Le marché des transferts est aujourd’hui devenu un véritable jeu de dupes: citons pour un exemple très récent les multiples pérégrinations du Brésilien Jardel, annoncé tout d’abord à l’Olympique de Marseille, puis signant un contrat avec le club turc de Galatasaray, puis en contact avec Porto et le Sporting Lisbonne

Ces dernières semaines, les acteurs de la F1, sport business par excellence, n’hésitent pas non plus à bafouer la règle de la convention-loi.

Premier exemple: sous le regard probablement consterné d’un juge londonien, les écuries Jaguar et McLaren se sont disputées le droit d’employer Adrian Newey, considéré par beaucoup comme le meilleur ingénieur aérodynamicien. Toujours sous contrat avec McLaren juqu’à la fin de la saison 2002, Newey avait accepté de s’engager avec l’équipe Jaguar dès le terme de la présente campagne. Deux contrats de travail se chevauchaient donc pour la saison 2002. Fort logiquement, le juge londonien enjoigna de respecter le contrat initialement conclu par Newey avec l’équipe McLaren; à défaut, de très importantes indemnités ont été fixées pour sanctionner la rupture unilatérale de ce contrat. Finalement, probablement vu le montant des indemnités précitées, Newey poursuivit bien sa collaboration avec l’équipe McLaren jusqu’à son terme.

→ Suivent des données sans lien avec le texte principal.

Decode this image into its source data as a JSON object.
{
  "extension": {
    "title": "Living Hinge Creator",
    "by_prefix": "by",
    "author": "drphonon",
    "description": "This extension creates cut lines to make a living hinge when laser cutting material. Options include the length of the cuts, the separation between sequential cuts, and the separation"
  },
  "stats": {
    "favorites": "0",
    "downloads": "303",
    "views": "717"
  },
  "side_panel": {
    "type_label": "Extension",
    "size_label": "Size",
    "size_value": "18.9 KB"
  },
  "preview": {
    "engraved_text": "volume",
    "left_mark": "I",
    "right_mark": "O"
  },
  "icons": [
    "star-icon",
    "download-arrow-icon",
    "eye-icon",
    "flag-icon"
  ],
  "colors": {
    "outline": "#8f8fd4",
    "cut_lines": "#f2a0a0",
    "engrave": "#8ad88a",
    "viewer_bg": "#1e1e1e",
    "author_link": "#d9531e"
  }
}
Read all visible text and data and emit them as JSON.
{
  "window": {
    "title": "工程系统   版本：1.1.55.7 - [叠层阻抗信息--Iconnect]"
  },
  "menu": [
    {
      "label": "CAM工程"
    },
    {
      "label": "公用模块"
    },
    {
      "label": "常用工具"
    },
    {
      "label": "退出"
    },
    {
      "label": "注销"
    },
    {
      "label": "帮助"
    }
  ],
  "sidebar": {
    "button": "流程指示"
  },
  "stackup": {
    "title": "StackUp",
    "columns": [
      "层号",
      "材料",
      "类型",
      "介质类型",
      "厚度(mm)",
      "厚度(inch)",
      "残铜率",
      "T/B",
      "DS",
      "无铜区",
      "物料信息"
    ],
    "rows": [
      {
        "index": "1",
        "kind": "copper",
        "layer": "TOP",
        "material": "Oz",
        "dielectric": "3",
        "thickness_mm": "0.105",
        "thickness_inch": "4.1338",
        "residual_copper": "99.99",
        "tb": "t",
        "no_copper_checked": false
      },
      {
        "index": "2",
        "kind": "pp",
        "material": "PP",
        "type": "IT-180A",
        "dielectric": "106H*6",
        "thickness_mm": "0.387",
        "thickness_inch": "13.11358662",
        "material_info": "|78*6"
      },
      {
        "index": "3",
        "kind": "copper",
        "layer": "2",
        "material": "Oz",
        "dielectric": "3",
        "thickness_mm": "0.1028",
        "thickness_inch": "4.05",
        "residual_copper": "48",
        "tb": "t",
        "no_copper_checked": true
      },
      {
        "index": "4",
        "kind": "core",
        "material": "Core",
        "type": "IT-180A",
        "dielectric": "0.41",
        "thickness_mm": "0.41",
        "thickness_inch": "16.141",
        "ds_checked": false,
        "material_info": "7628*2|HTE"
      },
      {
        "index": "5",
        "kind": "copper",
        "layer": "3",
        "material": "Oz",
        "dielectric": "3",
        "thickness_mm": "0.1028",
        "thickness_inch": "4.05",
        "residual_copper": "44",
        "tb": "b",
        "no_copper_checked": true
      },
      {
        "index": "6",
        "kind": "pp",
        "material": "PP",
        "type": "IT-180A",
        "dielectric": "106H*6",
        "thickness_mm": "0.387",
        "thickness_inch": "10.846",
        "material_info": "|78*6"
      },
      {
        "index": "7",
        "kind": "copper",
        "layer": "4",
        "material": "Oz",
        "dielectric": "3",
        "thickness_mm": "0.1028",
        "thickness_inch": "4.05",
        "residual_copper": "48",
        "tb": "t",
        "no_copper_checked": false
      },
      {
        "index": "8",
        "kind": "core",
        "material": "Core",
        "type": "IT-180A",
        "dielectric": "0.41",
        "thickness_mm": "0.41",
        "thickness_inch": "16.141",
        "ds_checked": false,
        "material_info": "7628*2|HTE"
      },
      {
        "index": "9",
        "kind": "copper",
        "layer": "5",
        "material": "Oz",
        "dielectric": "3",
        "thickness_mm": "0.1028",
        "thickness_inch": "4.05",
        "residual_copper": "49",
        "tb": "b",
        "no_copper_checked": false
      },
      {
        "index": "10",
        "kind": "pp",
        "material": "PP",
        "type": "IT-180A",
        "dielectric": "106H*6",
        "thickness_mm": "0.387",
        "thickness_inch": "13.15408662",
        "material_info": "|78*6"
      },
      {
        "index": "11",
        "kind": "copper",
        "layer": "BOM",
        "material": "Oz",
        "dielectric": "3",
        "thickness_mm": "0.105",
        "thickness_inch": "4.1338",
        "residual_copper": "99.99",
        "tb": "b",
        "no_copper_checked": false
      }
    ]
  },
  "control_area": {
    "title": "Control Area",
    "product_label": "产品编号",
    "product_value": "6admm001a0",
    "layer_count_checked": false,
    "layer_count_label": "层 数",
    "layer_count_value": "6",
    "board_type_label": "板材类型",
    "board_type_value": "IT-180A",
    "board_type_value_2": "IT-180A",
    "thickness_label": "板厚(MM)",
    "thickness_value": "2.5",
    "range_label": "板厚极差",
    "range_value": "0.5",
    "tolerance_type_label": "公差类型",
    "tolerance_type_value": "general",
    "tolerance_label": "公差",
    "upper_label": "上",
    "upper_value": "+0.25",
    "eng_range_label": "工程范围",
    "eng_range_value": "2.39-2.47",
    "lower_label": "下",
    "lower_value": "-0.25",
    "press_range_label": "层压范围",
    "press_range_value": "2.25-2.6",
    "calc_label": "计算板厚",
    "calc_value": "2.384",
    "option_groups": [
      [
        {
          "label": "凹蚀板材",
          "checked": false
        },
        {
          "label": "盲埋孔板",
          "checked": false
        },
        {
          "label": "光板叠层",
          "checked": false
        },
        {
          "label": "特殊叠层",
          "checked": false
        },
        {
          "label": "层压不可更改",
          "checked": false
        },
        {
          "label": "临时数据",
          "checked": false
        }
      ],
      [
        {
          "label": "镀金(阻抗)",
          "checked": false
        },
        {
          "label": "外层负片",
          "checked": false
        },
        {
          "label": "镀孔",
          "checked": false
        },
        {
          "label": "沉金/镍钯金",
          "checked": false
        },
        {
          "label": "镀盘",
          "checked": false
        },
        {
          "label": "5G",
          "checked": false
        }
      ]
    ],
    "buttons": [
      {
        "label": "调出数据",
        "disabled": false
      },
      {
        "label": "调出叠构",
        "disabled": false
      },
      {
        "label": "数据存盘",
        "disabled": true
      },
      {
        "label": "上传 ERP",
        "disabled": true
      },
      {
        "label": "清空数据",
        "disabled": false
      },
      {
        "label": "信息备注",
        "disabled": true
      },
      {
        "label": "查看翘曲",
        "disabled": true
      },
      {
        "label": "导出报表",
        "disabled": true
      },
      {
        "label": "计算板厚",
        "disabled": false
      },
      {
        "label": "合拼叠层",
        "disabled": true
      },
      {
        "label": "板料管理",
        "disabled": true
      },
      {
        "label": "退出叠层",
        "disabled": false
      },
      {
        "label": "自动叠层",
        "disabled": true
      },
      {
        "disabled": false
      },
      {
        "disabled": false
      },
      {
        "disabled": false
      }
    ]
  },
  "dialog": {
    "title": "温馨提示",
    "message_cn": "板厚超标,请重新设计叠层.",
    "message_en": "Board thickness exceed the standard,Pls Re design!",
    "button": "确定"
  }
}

Second exemple: à la veille du GP d’Allemagne, l’équipe irlandaise Jordan s’est portée à la « une » de l’actualité dans un genre hélas peu glorieux, en virant purement et simplement Heinz-Harald Frentzen. Fait rarissime pour un pilote de ce niveau. Officiellement, le licenciement de l’Allemand se justifie par le « manque de résultats » de ce dernier au cours de cette saison. De qui se moque-t-on? On est évidemment loin du « motif grave » pouvant justifier une rupture unilatérale due à son travail.

Comble de l’histoire: l’arrivée de Jean Alesi, pourtant sous contrat avec l’écurie d’ Alain Prost jusqu’au terme de la saison 2001, pour remplacer Frentzen jusqu’à la fin de la saison.  » No comment » de rigueur.